Acho que o risco de morder a língua é pequeno porque nos últimos anos as iniciativas sadias, alegres e solidárias vêm ganhando terreno na maioria dos nossos 40 cursos universitários. Também porque 2001 é o Ano Internacional do Voluntariado e é o primeiro ano da Década da educação pela Paz, conforme declaração da ONU. E nossa juventude, na sua maioria, sabe disso.
Sabe e quer participar, como demonstrou recente pesquisa do IBOPE, que identificou que 36% dos jovens de 16 a 24 anos manifestam desejo de integrar uma organização não-governamental. Ou seja, estão dispostos a desenvolver algum trabalho voluntário junto a esse segmento, também conhecido como Terceiro Setor, que tem enorme prestígio junto a opinião pública.
E quem diz isso são milhares de entrevistados em vários países segundo artigo publicado recentemente na Folha de São Paulo. Em termos gerais, o que se destaca é que as pessoas têm o dobro de confiança nas ONGs do que nos governos, nas empresas e na mídia. Metade dos entrevistados declarou que as ONGs representam os valores nos quais elas também crêem.
A UEL não é uma universidade fechada, isolada da sociedade. Foi criada pelo Governo Estadual graças a pressão da sociedade local e regional e com ela mantém fortes laços. Sem dúvida que precisa estreitar ainda mais seus vínculos com o setor produtivo e com os demais segmentos sociais. Os canais para isso acontecer são as atividades acadêmicas de pesquisa, de extensão e de prestação de serviços. E os agentes somos nós, professores, funcionários e alunos.

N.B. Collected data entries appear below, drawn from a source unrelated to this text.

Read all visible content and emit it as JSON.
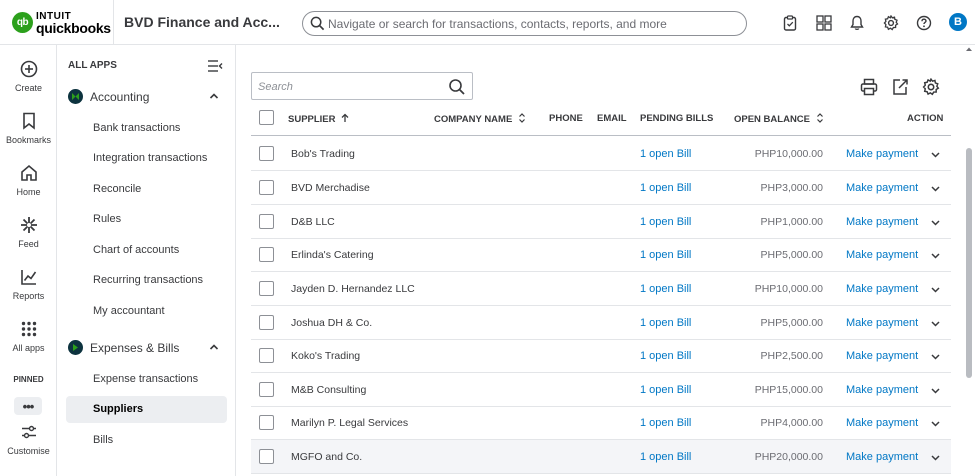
{
  "header": {
    "logo_intuit": "INTUIT",
    "logo_quickbooks": "quickbooks",
    "logo_mark": "qb",
    "company_name": "BVD Finance and Acc...",
    "search_placeholder": "Navigate or search for transactions, contacts, reports, and more",
    "icons": [
      "clipboard-icon",
      "apps-grid-icon",
      "bell-icon",
      "gear-icon",
      "help-icon"
    ],
    "avatar_initial": "B",
    "avatar_color": "#0077c5"
  },
  "rail": {
    "items": [
      {
        "label": "Create",
        "icon": "plus-circle-icon"
      },
      {
        "label": "Bookmarks",
        "icon": "bookmark-icon"
      },
      {
        "label": "Home",
        "icon": "home-icon"
      },
      {
        "label": "Feed",
        "icon": "sparkle-icon"
      },
      {
        "label": "Reports",
        "icon": "chart-icon"
      },
      {
        "label": "All apps",
        "icon": "dots-grid-icon"
      }
    ],
    "pinned_label": "PINNED",
    "more_label": "•••",
    "customise_label": "Customise"
  },
  "sidenav": {
    "title": "ALL APPS",
    "accounting": {
      "label": "Accounting",
      "links": [
        "Bank transactions",
        "Integration transactions",
        "Reconcile",
        "Rules",
        "Chart of accounts",
        "Recurring transactions",
        "My accountant"
      ]
    },
    "expenses": {
      "label": "Expenses & Bills",
      "links": [
        "Expense transactions",
        "Suppliers",
        "Bills"
      ],
      "active": "Suppliers"
    }
  },
  "table": {
    "search_placeholder": "Search",
    "columns": {
      "supplier": "SUPPLIER",
      "company": "COMPANY NAME",
      "phone": "PHONE",
      "email": "EMAIL",
      "pending": "PENDING BILLS",
      "balance": "OPEN BALANCE",
      "action": "ACTION"
    },
    "rows": [
      {
        "supplier": "Bob's Trading",
        "pending": "1 open Bill",
        "balance": "PHP10,000.00",
        "action": "Make payment"
      },
      {
        "supplier": "BVD Merchadise",
        "pending": "1 open Bill",
        "balance": "PHP3,000.00",
        "action": "Make payment"
      },
      {
        "supplier": "D&B LLC",
        "pending": "1 open Bill",
        "balance": "PHP1,000.00",
        "action": "Make payment"
      },
      {
        "supplier": "Erlinda's Catering",
        "pending": "1 open Bill",
        "balance": "PHP5,000.00",
        "action": "Make payment"
      },
      {
        "supplier": "Jayden D. Hernandez LLC",
        "pending": "1 open Bill",
        "balance": "PHP10,000.00",
        "action": "Make payment"
      },
      {
        "supplier": "Joshua DH & Co.",
        "pending": "1 open Bill",
        "balance": "PHP5,000.00",
        "action": "Make payment"
      },
      {
        "supplier": "Koko's Trading",
        "pending": "1 open Bill",
        "balance": "PHP2,500.00",
        "action": "Make payment"
      },
      {
        "supplier": "M&B Consulting",
        "pending": "1 open Bill",
        "balance": "PHP15,000.00",
        "action": "Make payment"
      },
      {
        "supplier": "Marilyn P. Legal Services",
        "pending": "1 open Bill",
        "balance": "PHP4,000.00",
        "action": "Make payment"
      },
      {
        "supplier": "MGFO and Co.",
        "pending": "1 open Bill",
        "balance": "PHP20,000.00",
        "action": "Make payment"
      }
    ]
  },
  "colors": {
    "brand_green": "#2ca01c",
    "link_blue": "#0077c5",
    "text": "#393a3d",
    "nav_active_bg": "#eceef1"
  }
}
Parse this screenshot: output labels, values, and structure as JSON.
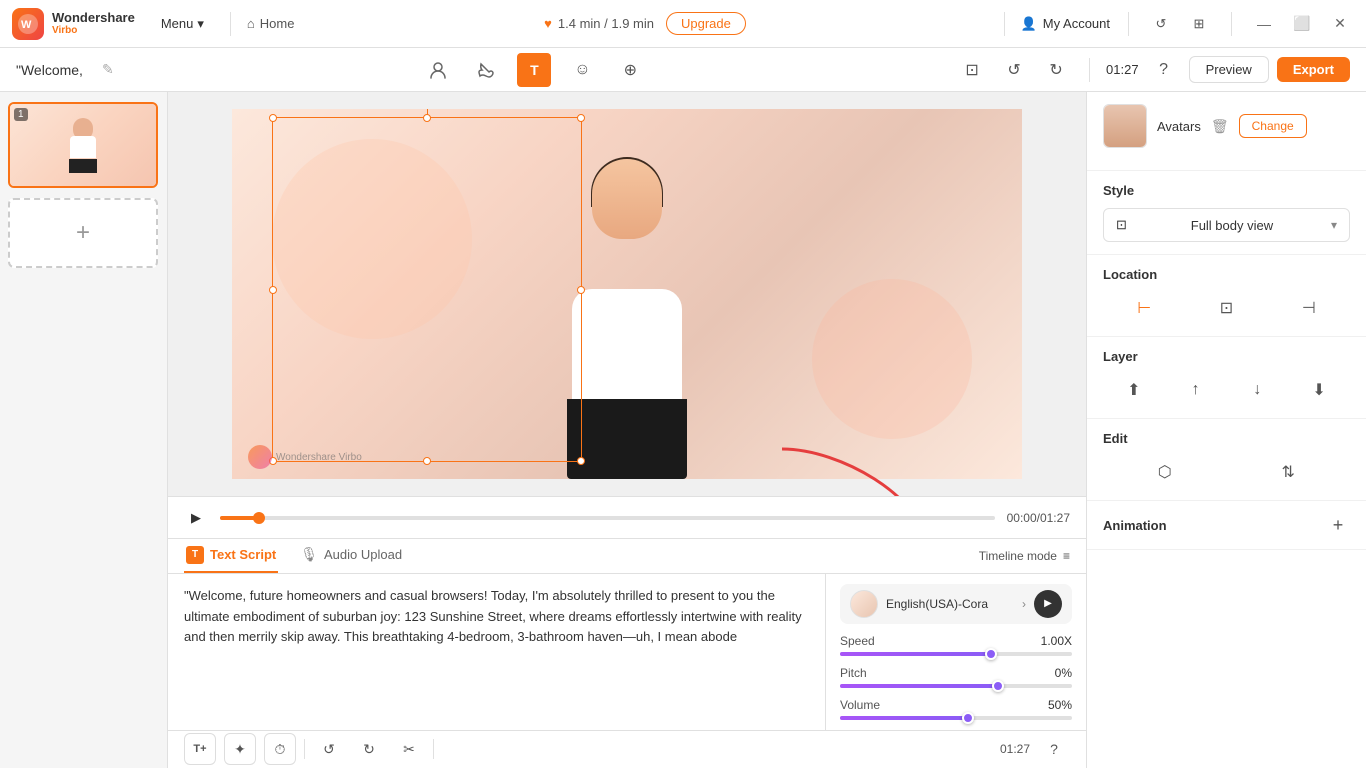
{
  "app": {
    "name": "Wondershare",
    "product": "Virbo",
    "menu_label": "Menu",
    "home_label": "Home"
  },
  "topbar": {
    "duration": "1.4 min / 1.9 min",
    "upgrade_label": "Upgrade",
    "account_label": "My Account"
  },
  "toolbar2": {
    "title": "\"Welcome,",
    "time": "01:27",
    "preview_label": "Preview",
    "export_label": "Export"
  },
  "tools": {
    "avatar_icon": "👤",
    "brush_icon": "✏️",
    "text_icon": "T",
    "emoji_icon": "😊",
    "add_icon": "+"
  },
  "canvas": {
    "watermark_text": "Wondershare Virbo"
  },
  "playback": {
    "time": "00:00/01:27"
  },
  "script": {
    "tab_text": "Text Script",
    "tab_audio": "Audio Upload",
    "timeline_mode": "Timeline mode",
    "content": "\"Welcome, future homeowners and casual browsers! Today, I'm absolutely thrilled to present to you the ultimate embodiment of suburban joy: 123 Sunshine Street, where dreams effortlessly intertwine with reality and then merrily skip away. This breathtaking 4-bedroom, 3-bathroom haven—uh, I mean abode"
  },
  "voice": {
    "name": "English(USA)-Cora",
    "speed_label": "Speed",
    "speed_value": "1.00X",
    "speed_pct": 65,
    "pitch_label": "Pitch",
    "pitch_value": "0%",
    "pitch_pct": 68,
    "volume_label": "Volume",
    "volume_value": "50%",
    "volume_pct": 55
  },
  "bottom_toolbar": {
    "time": "01:27"
  },
  "right_panel": {
    "avatars_label": "Avatars",
    "change_label": "Change",
    "style_label": "Style",
    "style_value": "Full body view",
    "location_label": "Location",
    "layer_label": "Layer",
    "edit_label": "Edit",
    "animation_label": "Animation"
  },
  "slides": [
    {
      "num": "1",
      "active": true
    }
  ]
}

Essa interação pode e deve acontecer desde os primeiros dias de aula. É com essa visão que estamos convidando os dirigentes das ONGs londrinenses para discutir formas de participação nas Semanas de Recepção aos Calouros e assim tornarem mais conhecidas suas atividades junto a uma parcela importante da juventude. Fatalmente ocorrerão adesões de novos voluntários o que será muito bom para as ONGs pois a maioria vive sempre em tremendas dificuldades de sobrevivência.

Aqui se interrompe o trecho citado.